Pour ce qui est des oeuvres de Chopin choisies au programme par M.Hamelin, la Polonaise-Fantaisie opus 61 en la bémol majeur qui est – le grand pédagogue Alfred Cortot nous le rappelle… plus une Fantaisie qu’une polonaise (Chopin écrivait à un ami en 1845 «j’ai composé quelque chose que je ne sais pas comment dénommer»!), aussi le quatrième scherzo en mi majeur opus 54, en toute franchise, j’ai des réserves sur la diction toute de clarté mais sur la production sonore en sa robustesse sous la main de notre prodigieux pianiste québécois quand il se consacre à Chopin, si je puis me permettre aussi d’étendre mes réserves à son disque tout Chopin sur Hypérion fruit de son art toujours très musical, certes… Mais il y a des Stefan Askenase, Ivan Moravec, des Moreira-Lima (deuxième prix au Concours Chopin derrière Marta Argerich en 1965), des Clara Haskil, Guiomar Novaes, Claudio Arrau qui m’empêchent de donner la première place à l’élève d’Yvonne Hubert qui demeure avec André Laplante et Louis Lortie un immense joyau musical pour notre pays, des artistes qu’il fera toujours plaisir à réentendre maintes fois (à l’égal de Angela Hewitt).
En rappel après s’être fait prier trois fois, deux oeuvres furent offertes par M.Hamelin soit un impromptu de Schubert et sa propre composition intitulée Toccate sur l’Homme armé.
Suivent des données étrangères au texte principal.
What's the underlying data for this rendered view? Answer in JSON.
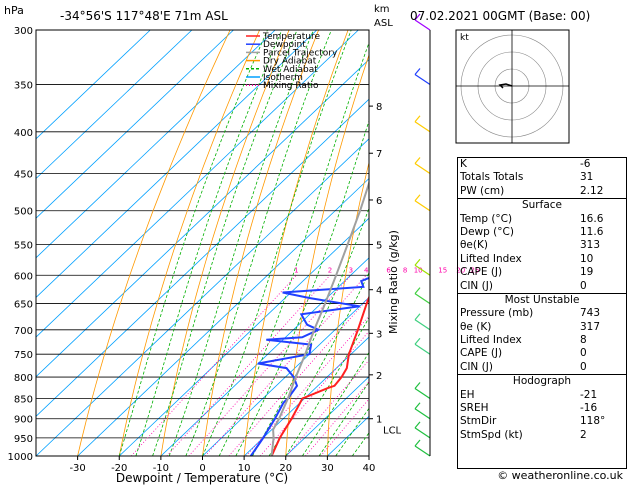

Beaucoup de jeunes pianistes sont venus le rencontrer pour faire signer des partitions de la Chaconne, de ses Études etc. à la réception offerte en l’honneur de son quatrième passage au LMMC. Chaque fois, Marc-André Hamelin accueillait ces jeunes artistes avec affabilité et de sincères égards.Je tiens également à exprimer que ça demeure une honte nationale impardonnable que l’impossibilité (par occasion non saisie) d’enregistrer la Ballade pour piano et orchestre de Gabriel Fauré qu’Hamelin joue mieux que quiconque et sa Fantaisie de même que les oeuvres avec piano et orchestre de Franck que monsieur Kent Nagano n’a pas réalisées avec l’OSM aux côtés de l’interprète d’exception qu’est Marc-André Hamelin (aussi à écouter est sa livraison du deuxième concerto de Brahms). Je considère tout aussi scandaleux que ni Lortie ni Laplante ni M-A Hamelin n’aient gravé de concertos avec notre orchestre reconnu mondialement. Nous dilapidons nos fonds publics à ne pas promouvoir nos talents d’ici que cela déplaise la rectitude politique ou non, charité bien ordonnée commence par nous-mêmes.Marc-André Hamelin a plus de 70 enregistrements épatants à son actif dont une panoplie d’oeuvres rarissimes jamais enregistrées ou reconnues comme fondamentales au répertoire de la part des mélomanes les plus experts (par exemple les compositeurs Alkan, Catoire, Dukas, Godowski, la liste est presque interminable).En 1984, Marc-André s’était rendu en demi-finale du Concours international de Montréal, tout comme le pianiste français Éric Lesage . Au fil des ans, j’ai vu beaucoup d’éliminés persévérer et faire carrière (le pianiste Bernd Glemser par exemple). La carrière de Marc-André Hamelin est planétaire: membre du jury et compositeur attitré de l’oeuvre obligatoire au dernier concours Van Cliburn 2017 (où les deux meilleurs candidats l’Italien Leonardo Pierdomenico et le Coréen Dasol Kim ne furent pas nommés parmi les finalistes), rien ne peut l’arrêter vers une gloire durable. Mais il est temps que nos ensembles orchestraux enregistrent les nôtres qui valent autant, sinon mieux, que tous les plus grand(e)s que je ne cesse d’énumérer et distinguer dans mes modestes recensions.